Background
Osteoporosis remains substantially underdiagnosed and undertreated worldwide. Chest low-dose computed tomography (LDCT) may provide a valuable and popular opportunity for osteoporosis screening. This study sought to evaluate the feasibility of the screening of low bone mineral density (BMD) and osteoporosis with mean attenuation values of the lower thoracic compared to upper lumbar vertebrae. The cutoff thresholds of the mean attenuation values in Hounsfield units (HU) were derived to facilitate implementation of opportunistic screening using chest LDCT.
Methods
The participants aged 30 years or older who underwent chest LDCT and quantitative computed tomography (QCT) examinations from August 2018 to October 2020 in our hospital were consecutively included in this retrospective study. A region of interest (ROI) was placed in the trabecular bone of each vertebral body to measure the HU values. The correlations of mean HU values of lower thoracic (T11–T12) and upper lumbar (L1–L2) vertebrae with age and lumbar BMD obtained with QCT were performed using the Pearson correlation coefficient, respectively. The area under the curve (AUC) of the receiver operator characteristic (ROC) curve was generated to determine the cutoff thresholds for distinguishing low BMD from normal and osteoporosis from non-osteoporosis.
Results
A total of 1,112 participants were included in the final study cohort (743 men and 369 women, mean age 58.2±8.9 years; range, 32–88 years).
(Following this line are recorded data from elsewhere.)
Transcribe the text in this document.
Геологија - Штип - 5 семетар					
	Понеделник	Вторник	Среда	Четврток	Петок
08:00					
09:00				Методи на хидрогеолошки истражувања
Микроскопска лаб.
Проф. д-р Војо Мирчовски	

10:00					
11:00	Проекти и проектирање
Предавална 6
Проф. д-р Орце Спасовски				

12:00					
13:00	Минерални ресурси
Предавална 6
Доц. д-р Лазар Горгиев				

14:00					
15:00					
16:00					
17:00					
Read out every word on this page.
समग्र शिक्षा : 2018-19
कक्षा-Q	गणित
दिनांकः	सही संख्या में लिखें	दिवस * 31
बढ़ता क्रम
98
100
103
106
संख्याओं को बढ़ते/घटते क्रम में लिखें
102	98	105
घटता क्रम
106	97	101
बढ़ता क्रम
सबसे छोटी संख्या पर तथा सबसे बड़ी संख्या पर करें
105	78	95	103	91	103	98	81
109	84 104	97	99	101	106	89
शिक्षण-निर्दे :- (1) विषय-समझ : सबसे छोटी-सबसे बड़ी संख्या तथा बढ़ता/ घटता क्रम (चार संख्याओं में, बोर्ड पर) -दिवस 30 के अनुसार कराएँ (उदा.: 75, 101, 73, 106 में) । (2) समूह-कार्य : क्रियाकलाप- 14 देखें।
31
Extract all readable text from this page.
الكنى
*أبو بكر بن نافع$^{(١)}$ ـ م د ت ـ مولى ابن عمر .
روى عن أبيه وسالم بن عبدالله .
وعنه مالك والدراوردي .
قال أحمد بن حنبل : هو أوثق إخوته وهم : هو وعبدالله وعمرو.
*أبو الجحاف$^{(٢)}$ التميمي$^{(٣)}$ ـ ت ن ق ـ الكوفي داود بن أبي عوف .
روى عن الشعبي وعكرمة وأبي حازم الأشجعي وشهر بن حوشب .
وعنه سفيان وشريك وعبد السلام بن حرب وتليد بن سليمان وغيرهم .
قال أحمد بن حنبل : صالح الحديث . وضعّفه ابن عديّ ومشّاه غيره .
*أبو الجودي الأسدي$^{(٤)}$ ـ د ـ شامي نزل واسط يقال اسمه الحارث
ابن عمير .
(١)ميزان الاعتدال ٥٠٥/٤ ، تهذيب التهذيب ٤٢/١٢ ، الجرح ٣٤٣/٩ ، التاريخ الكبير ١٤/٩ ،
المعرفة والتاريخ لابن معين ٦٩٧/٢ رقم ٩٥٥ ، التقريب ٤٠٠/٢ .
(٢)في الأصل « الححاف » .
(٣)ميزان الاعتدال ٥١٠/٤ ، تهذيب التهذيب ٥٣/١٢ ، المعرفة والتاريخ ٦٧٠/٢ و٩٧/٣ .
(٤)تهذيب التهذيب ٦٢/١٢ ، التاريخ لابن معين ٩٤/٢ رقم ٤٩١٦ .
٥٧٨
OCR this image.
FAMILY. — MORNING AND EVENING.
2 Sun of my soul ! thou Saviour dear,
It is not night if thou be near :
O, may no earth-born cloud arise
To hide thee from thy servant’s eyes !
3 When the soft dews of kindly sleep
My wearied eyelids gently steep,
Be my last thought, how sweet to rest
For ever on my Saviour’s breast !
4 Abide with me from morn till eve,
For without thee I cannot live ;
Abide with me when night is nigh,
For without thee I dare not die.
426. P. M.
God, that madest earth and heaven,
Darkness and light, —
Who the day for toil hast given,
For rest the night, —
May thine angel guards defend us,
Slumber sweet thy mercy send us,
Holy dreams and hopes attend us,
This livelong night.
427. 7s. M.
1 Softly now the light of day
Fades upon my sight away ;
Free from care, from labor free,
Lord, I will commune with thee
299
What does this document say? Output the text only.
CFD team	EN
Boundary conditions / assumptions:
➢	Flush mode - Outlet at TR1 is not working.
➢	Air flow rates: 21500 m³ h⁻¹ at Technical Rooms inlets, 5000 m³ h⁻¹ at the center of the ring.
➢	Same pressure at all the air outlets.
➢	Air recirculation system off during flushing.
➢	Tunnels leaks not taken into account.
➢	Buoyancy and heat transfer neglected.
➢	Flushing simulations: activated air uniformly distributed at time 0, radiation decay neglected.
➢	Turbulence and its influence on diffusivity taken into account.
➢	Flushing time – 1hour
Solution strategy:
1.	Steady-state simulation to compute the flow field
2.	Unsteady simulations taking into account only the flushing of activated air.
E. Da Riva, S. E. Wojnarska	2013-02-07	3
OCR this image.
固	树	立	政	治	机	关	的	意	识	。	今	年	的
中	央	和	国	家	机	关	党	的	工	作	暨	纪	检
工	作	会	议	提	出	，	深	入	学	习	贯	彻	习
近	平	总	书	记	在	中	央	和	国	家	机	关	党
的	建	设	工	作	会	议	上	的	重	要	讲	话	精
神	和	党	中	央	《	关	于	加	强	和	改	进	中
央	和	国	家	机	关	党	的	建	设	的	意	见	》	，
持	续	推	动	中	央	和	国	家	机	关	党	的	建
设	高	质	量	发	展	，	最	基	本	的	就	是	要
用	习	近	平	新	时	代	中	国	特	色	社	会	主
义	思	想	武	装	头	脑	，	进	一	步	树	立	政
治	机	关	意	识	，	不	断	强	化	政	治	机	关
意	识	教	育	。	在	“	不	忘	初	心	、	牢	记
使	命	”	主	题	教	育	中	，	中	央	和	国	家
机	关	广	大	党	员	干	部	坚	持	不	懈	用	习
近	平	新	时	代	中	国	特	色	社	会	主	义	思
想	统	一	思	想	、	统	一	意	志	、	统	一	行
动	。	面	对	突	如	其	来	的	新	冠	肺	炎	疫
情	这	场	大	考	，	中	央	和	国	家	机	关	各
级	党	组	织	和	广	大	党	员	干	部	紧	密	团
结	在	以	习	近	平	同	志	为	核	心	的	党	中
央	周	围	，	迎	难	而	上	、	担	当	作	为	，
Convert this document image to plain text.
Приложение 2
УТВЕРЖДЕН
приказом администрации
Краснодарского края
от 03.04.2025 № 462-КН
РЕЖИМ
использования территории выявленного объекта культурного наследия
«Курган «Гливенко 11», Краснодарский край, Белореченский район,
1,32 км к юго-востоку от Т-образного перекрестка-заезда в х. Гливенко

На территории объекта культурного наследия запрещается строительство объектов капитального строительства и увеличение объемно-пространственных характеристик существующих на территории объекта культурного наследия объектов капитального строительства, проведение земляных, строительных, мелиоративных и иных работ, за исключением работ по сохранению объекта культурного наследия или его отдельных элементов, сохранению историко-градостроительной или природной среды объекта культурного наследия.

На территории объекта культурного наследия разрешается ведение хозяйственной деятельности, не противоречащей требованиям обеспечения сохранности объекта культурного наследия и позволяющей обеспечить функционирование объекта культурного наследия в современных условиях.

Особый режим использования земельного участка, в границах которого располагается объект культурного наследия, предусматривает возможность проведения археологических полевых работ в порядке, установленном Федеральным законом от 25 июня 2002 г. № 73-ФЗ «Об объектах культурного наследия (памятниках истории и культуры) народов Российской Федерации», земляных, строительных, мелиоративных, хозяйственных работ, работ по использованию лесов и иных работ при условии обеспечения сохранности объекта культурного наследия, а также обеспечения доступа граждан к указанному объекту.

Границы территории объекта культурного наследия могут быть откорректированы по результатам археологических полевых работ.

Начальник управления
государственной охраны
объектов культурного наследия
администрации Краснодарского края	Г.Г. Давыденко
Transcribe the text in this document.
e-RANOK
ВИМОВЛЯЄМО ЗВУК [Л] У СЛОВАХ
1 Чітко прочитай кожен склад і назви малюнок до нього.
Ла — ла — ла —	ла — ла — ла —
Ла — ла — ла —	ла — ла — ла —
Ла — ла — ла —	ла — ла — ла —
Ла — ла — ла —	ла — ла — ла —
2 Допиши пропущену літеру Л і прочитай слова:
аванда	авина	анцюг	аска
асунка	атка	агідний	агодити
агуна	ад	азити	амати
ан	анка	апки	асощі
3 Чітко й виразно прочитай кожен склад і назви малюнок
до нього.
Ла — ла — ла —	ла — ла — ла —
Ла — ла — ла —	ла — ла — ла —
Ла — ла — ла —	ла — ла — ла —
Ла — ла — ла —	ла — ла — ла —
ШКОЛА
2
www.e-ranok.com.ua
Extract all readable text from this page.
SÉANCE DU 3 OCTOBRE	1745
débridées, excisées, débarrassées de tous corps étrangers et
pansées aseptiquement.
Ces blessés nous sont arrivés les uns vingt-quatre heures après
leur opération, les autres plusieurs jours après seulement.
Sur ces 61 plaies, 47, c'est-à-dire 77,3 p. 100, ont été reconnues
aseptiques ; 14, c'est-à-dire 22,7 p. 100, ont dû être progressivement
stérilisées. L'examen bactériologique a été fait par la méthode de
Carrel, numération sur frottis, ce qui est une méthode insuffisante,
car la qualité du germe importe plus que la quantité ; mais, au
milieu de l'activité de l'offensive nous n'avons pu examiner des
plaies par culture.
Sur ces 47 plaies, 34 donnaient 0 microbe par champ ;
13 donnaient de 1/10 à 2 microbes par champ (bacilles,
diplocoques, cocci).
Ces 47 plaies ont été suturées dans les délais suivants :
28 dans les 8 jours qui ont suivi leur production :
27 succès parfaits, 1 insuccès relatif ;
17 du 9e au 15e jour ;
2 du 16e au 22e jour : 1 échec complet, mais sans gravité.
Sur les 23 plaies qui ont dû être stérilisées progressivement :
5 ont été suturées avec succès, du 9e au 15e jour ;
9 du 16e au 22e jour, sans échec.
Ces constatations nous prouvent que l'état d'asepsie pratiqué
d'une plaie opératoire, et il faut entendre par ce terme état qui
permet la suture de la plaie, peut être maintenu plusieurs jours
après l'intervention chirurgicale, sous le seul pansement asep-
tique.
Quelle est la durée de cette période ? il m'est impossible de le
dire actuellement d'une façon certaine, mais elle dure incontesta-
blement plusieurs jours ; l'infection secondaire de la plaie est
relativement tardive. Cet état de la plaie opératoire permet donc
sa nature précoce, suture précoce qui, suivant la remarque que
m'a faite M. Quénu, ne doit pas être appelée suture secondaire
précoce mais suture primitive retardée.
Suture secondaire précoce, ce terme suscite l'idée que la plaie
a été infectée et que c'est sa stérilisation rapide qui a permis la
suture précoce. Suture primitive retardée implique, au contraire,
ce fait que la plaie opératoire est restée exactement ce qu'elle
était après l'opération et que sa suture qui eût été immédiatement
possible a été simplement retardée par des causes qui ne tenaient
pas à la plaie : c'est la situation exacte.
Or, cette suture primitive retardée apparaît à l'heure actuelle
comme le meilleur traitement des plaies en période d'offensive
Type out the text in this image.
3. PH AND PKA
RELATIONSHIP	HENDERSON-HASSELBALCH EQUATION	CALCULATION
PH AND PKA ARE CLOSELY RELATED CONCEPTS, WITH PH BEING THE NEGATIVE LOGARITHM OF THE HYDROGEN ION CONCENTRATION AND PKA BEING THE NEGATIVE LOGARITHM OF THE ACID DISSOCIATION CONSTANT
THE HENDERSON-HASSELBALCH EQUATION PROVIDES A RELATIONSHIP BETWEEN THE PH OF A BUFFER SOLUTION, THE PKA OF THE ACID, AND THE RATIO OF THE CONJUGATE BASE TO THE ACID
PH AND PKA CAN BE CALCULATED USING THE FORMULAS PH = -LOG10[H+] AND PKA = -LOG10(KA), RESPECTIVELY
The mean HU values of T11–T12 and L1–L2 were significantly different among 3 QCT-defined BMD categories of osteoporosis, osteopenia, and normal (P<0.001). The differences in HU values between T11–T12 and L1–L2 in each category of bone status were statistically significant (P<0.001). The mean HU values of T11–T12 (r=−0.453, P<0.001) and L1–L2 (r=−0.498, P<0.001) had negative correlations with age. Positive correlations were observed between the mean HU values of T11–T12 (r=0.872, P<0.001) and L1–L2 (r=0.899, P<0.001) with BMD. The optimal cutoff thresholds for distinguishing low BMD from normal were average T11–T12 ≤157 HU [AUC =0.941, 95% confidence interval (CI): 0.925–0.954, P<0.001] and L1–L2 ≤138 HU (AUC =0.950, 95% CI: 0.935–0.962, P<0.001), as well as distinguishing osteoporosis from non-osteoporosis were average T11–T12 ≤125 HU (AUC =0.960, 95% CI: 0.947–0.971, P<0.001) and L1–L2 ≤107 HU (AUC =0.961, 95% CI: 0.948–0.972, P<0.001). There was no significant difference between the AUC values of T11–T12 and L1–L2 for low BMD (P=0.07) and osteoporosis (P=0.92) screening.
Conclusions
We have conducted a study on low BMD and osteoporosis screening using mean attenuation values of lower thoracic and upper lumbar vertebrae. Assessment of mean attenuation values of T11–T12 and L1–L2 can be used interchangeably for low BMD and osteoporosis screening using chest LDCT, and their cutoff thresholds were established.